⑤ 少しくらい間違っていても、『してほしい行動』に取り組んでいるとき

⑥してほしい行動をやり遂げたとき

 この例で親が『してほしい行動』は、学校から帰ったらすぐに宿題をすることでした。子どもが取った行動は少し違いましたが、改めて考えると期日に提出できるようにやれば、何も帰宅してすぐ宿題をすませる必要はないかもしれません。 親が子どもに対して思う「こうあってほしい」「こうでなくてはいけない」という理想を少し緩めることで、ほめるきっかけがたくさん見えてくるということもありそうです。

 ここでは宿題を例にあげましたが、兄弟姉妹と仲よく過ごせているとき、食事を残さず食べたときなど、日常生活の中で子どもに『してほしい行動』をたくさんイメージし、すかさずほめられるよう準備を整えておくと、いつどこをほめるかで悩まなくてもよさそうです。

どうやってほめる?

 ほめるタイミングと内容をつかんだら、次に「どうほめるか」を考えてみたいと思います。 行動分析学(応用行動分析)では、ほめ方は大きく分けて次の4つに分類されています。

①言葉をかける

②スキンシップをする(抱きしめる、頭をなでるなど)

③品物を与える(おもちゃ、絵本など)

④飲食物を与える

 ①や②のように親子関係や親しい人とのつながりの中でほめられることを『社会的強化子』と呼び、③や④のように物を与えられることでほめられることを『物質的強化子』と呼びます。 強化子とは、子どもが行動した結果として得られる、子どもの好きな物・よろこぶ物・満足する物です。強化子は、子どものした行動を強化する(増やす) 効果を持っています。

 これらの4つは、子どもの発達の順序を考えると幼いうちは④、それから段階を踏んで③→②→①の順に強化子として受け取れるようになります。たとえば、まだ言葉がわからない段階 の子どもを言葉だけでほめても効果は低いですが、成長するにつれて言葉や笑顔だけでもうれしく感じるようになります。ですから、子どもの発達段階に応じたほめ方(強化子の与え方) をすることが大切です。そして品物でも飲食物でも、その子は何が好きなのか(何が強化子になるか)をしっかり見極めて使う必要があります。

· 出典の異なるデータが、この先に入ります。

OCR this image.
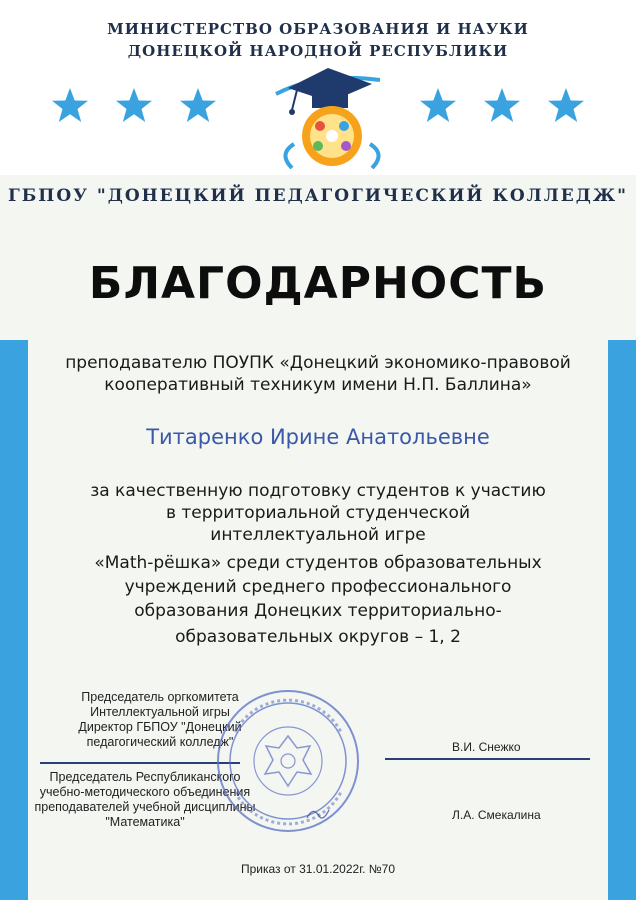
МИНИСТЕРСТВО ОБРАЗОВАНИЯ И НАУКИ
ДОНЕЦКОЙ НАРОДНОЙ РЕСПУБЛИКИ
ГБПОУ "ДОНЕЦКИЙ ПЕДАГОГИЧЕСКИЙ КОЛЛЕДЖ"
БЛАГОДАРНОСТЬ
преподавателю ПОУПК «Донецкий экономико-правовой
кооперативный техникум имени Н.П. Баллина»
Титаренко Ирине Анатольевне
за качественную подготовку студентов к участию
в территориальной студенческой
интеллектуальной игре
«Math-рёшка» среди студентов образовательных
учреждений среднего профессионального
образования Донецких территориально-
образовательных округов – 1, 2
Председатель оргкомитета
Интеллектуальной игры
Директор ГБПОУ "Донецкий
педагогический колледж"	В.И. Снежко
Председатель Республиканского
учебно-методического объединения
преподавателей учебной дисциплины
"Математика"	Л.А. Смекалина
Приказ от 31.01.2022г. №70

「お菓子をエサにするなんて、動物に芸を仕込むみたいでイヤ」「子どもをおもちゃで釣って、 要求がエスカレートしたらどうするの?」などと感じる人もいるかもしれません。私も物質的強化子を与え続けるのはよいことだとは思いません。でも、子どもがうれしいと感じ、またがんばろうと思えるようなほめ方をするという目的の本質を考えると、やはり一時的には必要で有効なことだと思います。そして物質的強化子だけを淡々と与えるのではなく、必ず「よくがんばったね。すごい!」と一緒によろこんで、抱きしめたり頭をなでたりしてくださいね。

 ちなみに子どもをほめるときは、歯の浮くような言葉を使ったり、ご機嫌を取ったりする必要はありません。ほめていることが伝わらなくては意味がありませんが、うれしいという気持ちを共有し、一緒によろこべるような言葉をかければいいのです。ほめ慣れていないと、照れくささも手伝って「珍しいこともあるものね」などと皮肉めいた言葉が出てしまうかもしれませんが、気持ちよく受け取れる言葉にしてあげてくださいね。それが難しければ、「よかったね!」「がんばったね!」などのシンプルな言葉がけにしておくほうがいいと思います。